Advancing pasture biomass prediction with integrated proximal, multispectral, topographic and SAR data fusion

Accurate pasture biomass prediction is central to precision grazing and sustainable land management. This study presents a multi-source biomass prediction model for Mid-Missouri test-site pasture by integrating field-based proximal height sensing, multispectral satellite derived vegetation indices and weather variables from 2024 - 2025. A ridge regression framework with L2 regularization addressed predictor multicollinearity, with cross-validated tuning yielding an R² of 0.92 and a mean absolute error of 388 kg/ha, representing an approximately 50 percent improvement over height-only models. These results confirm the effectiveness of fusing proximal, spectral, and meteorological data for paddock-scale biomass estimation.
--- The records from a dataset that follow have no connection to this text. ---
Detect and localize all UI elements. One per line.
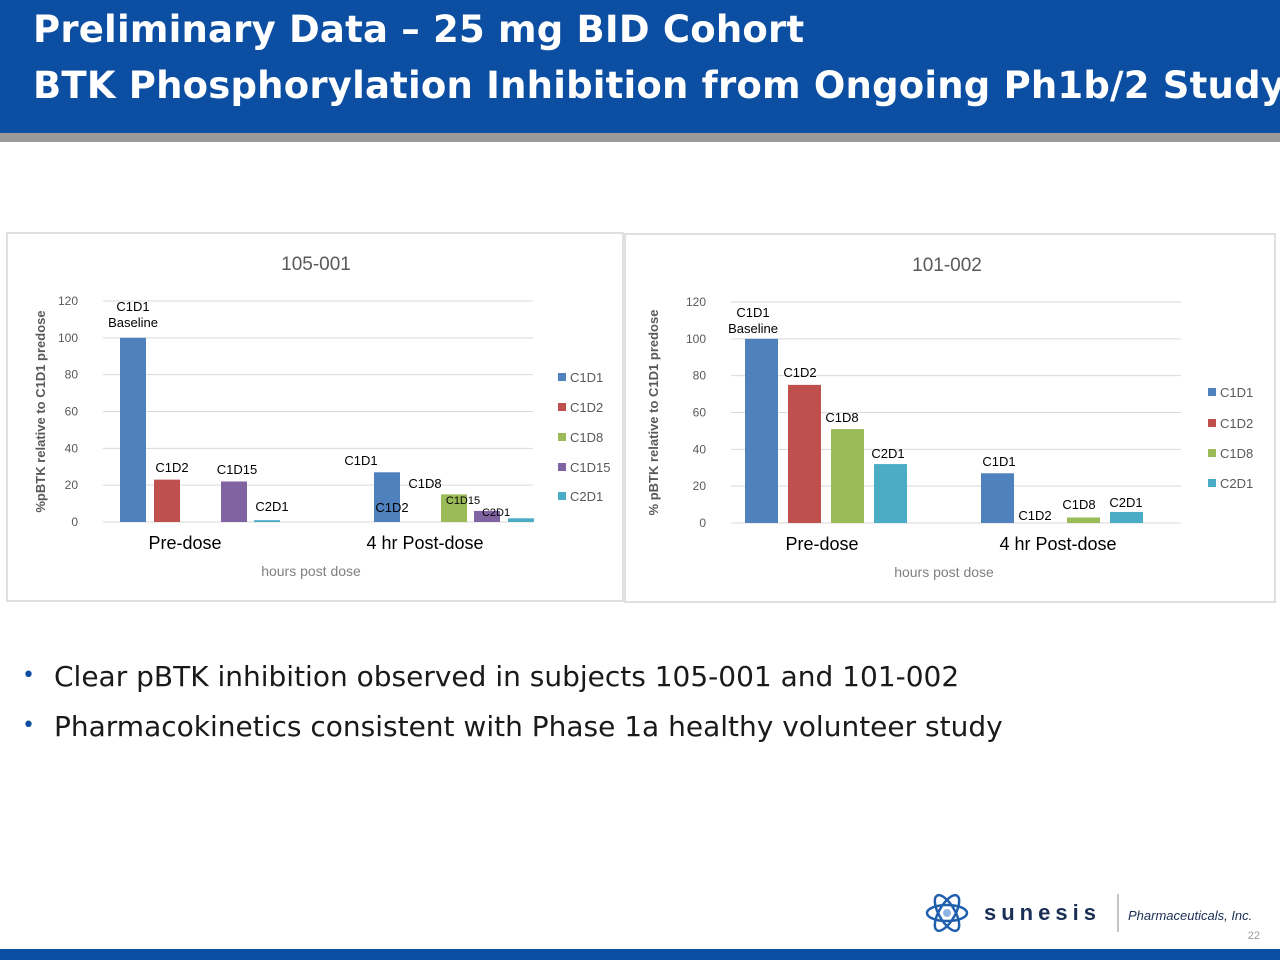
data-label: C1D2: [783, 365, 816, 380]
data-label: C2D1: [255, 499, 288, 514]
bullet-dot-icon: •: [22, 663, 35, 688]
y-tick-label: 0: [71, 515, 78, 529]
sunesis-emblem-icon: [925, 893, 969, 933]
category-label: Pre-dose: [785, 534, 858, 554]
legend-swatch-c1d8: [558, 433, 566, 441]
company-wordmark: sunesis: [984, 900, 1101, 925]
category-label: Pre-dose: [148, 533, 221, 553]
data-label: C1D1: [116, 299, 149, 314]
y-tick-label: 120: [686, 295, 706, 309]
y-tick-label: 60: [693, 406, 707, 420]
chart-title: 105-001: [281, 254, 351, 275]
bar-c1d1-post-dose: [374, 472, 400, 522]
legend-swatch-c1d2: [558, 403, 566, 411]
chart-panel-101-002: 0 20 40 60 80 100 120 101-002 % pBTK relative to…: [624, 233, 1276, 603]
slide-title-line2: BTK Phosphorylation Inhibition from Ongo…: [33, 64, 1280, 107]
bullet-text: Pharmacokinetics consistent with Phase 1…: [54, 710, 1003, 743]
legend-swatch-c1d8: [1208, 449, 1216, 457]
legend-label: C1D2: [570, 400, 603, 415]
y-tick-label: 100: [58, 331, 78, 345]
y-tick-label: 20: [693, 479, 707, 493]
legend-label: C1D1: [1220, 385, 1253, 400]
bar-c1d1-pre-dose: [745, 338, 778, 523]
title-divider: [0, 133, 1280, 142]
data-label: C1D8: [408, 476, 441, 491]
data-label: C1D8: [825, 410, 858, 425]
data-label: C1D2: [155, 460, 188, 475]
data-label: C1D15: [217, 462, 257, 477]
y-tick-label: 20: [65, 478, 79, 492]
bar-c2d1-post-dose: [1110, 511, 1143, 523]
y-tick-label: 40: [65, 441, 79, 455]
bar-c2d1-post-dose: [508, 518, 534, 522]
data-label: Baseline: [728, 321, 778, 336]
legend-label: C1D8: [570, 430, 603, 445]
data-label: C1D1: [736, 305, 769, 320]
bar-c1d8-post-dose: [441, 494, 467, 522]
legend-swatch-c2d1: [1208, 479, 1216, 487]
x-axis-label: hours post dose: [261, 563, 361, 579]
data-label: C1D2: [1018, 508, 1051, 523]
data-label: C2D1: [871, 446, 904, 461]
data-label: C1D8: [1062, 497, 1095, 512]
slide-title-line1: Preliminary Data – 25 mg BID Cohort: [33, 8, 805, 51]
bar-c1d1-pre-dose: [120, 337, 146, 522]
y-tick-label: 100: [686, 332, 706, 346]
bullet-list: • Clear pBTK inhibition observed in subje…: [22, 660, 1003, 760]
company-subtitle: Pharmaceuticals, Inc.: [1128, 908, 1252, 923]
data-label: C1D1: [344, 453, 377, 468]
legend-swatch-c1d2: [1208, 419, 1216, 427]
bar-c1d2-pre-dose: [788, 384, 821, 523]
bar-c2d1-pre-dose: [254, 520, 280, 522]
title-banner: Preliminary Data – 25 mg BID Cohort BTK …: [0, 0, 1280, 133]
chart-101-002: 0 20 40 60 80 100 120 101-002 % pBTK relative to…: [646, 255, 1253, 580]
data-label: C2D1: [1109, 495, 1142, 510]
legend-label: C2D1: [570, 489, 603, 504]
y-tick-label: 80: [693, 369, 707, 383]
legend-label: C1D1: [570, 370, 603, 385]
bullet-item: • Clear pBTK inhibition observed in subje…: [22, 660, 1003, 710]
bar-c2d1-pre-dose: [874, 464, 907, 523]
bar-c1d15-post-dose: [474, 510, 500, 522]
footer-bar: [0, 949, 1280, 960]
data-label: C1D15: [446, 495, 480, 507]
bar-c1d1-post-dose: [981, 473, 1014, 523]
legend-swatch-c2d1: [558, 492, 566, 500]
bullet-dot-icon: •: [22, 713, 35, 738]
bar-c1d15-pre-dose: [221, 481, 247, 522]
chart-105-001: 0 20 40 60 80 100 120 105-001 %pBTK relative to …: [33, 254, 610, 579]
y-tick-label: 80: [65, 368, 79, 382]
legend-swatch-c1d1: [558, 373, 566, 381]
legend-swatch-c1d15: [558, 463, 566, 471]
y-tick-label: 60: [65, 405, 79, 419]
y-axis-label: % pBTK relative to C1D1 predose: [646, 310, 661, 516]
chart-panel-105-001: 0 20 40 60 80 100 120 105-001 %pBTK relative to …: [6, 232, 624, 602]
bullet-text: Clear pBTK inhibition observed in subjec…: [54, 660, 960, 693]
category-label: 4 hr Post-dose: [999, 534, 1116, 554]
category-label: 4 hr Post-dose: [366, 533, 483, 553]
data-label: C1D2: [375, 500, 408, 515]
company-logo: sunesis Pharmaceuticals, Inc.: [925, 893, 1252, 933]
legend-label: C2D1: [1220, 476, 1253, 491]
page-number: 22: [1247, 930, 1260, 942]
bar-c1d2-pre-dose: [154, 479, 180, 522]
bullet-item: • Pharmacokinetics consistent with Phase …: [22, 710, 1003, 760]
x-axis-label: hours post dose: [894, 564, 994, 580]
legend-label: C1D15: [570, 460, 610, 475]
y-axis-label: %pBTK relative to C1D1 predose: [33, 310, 48, 512]
data-label: C2D1: [482, 507, 510, 519]
y-tick-label: 0: [699, 516, 706, 530]
chart-title: 101-002: [912, 255, 982, 276]
data-label: Baseline: [108, 315, 158, 330]
bar-c1d8-pre-dose: [831, 429, 864, 523]
legend-label: C1D2: [1220, 416, 1253, 431]
data-label: C1D1: [982, 454, 1015, 469]
bar-c1d8-post-dose: [1067, 517, 1100, 523]
y-tick-label: 40: [693, 442, 707, 456]
y-tick-label: 120: [58, 294, 78, 308]
legend-swatch-c1d1: [1208, 388, 1216, 396]
legend-label: C1D8: [1220, 446, 1253, 461]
Further gains in prediction accuracy can be achieved through systematic expansion of the predictor space within the existing multi-source framework. Incorporation of synthetic aperture radar (SAR) metrics from Sentinel-1, including backscatter coefficients and spatial texture measures derived from gray-level co-occurrence matrices, is expected to improve sensitivity to canopy structure, surface roughness, and moisture dynamics while maintaining robustness under cloud cover. In addition, terrain-based variables, including elevation and slope, will further explain spatial variability in pasture growth. This integrated framework is expected to reduce residual uncertainty, improve model stability across seasons, and enhance species specific calibration, providing a scalable foundation for highly accurate pasture biomass prediction and advance sustainable pasture management practices.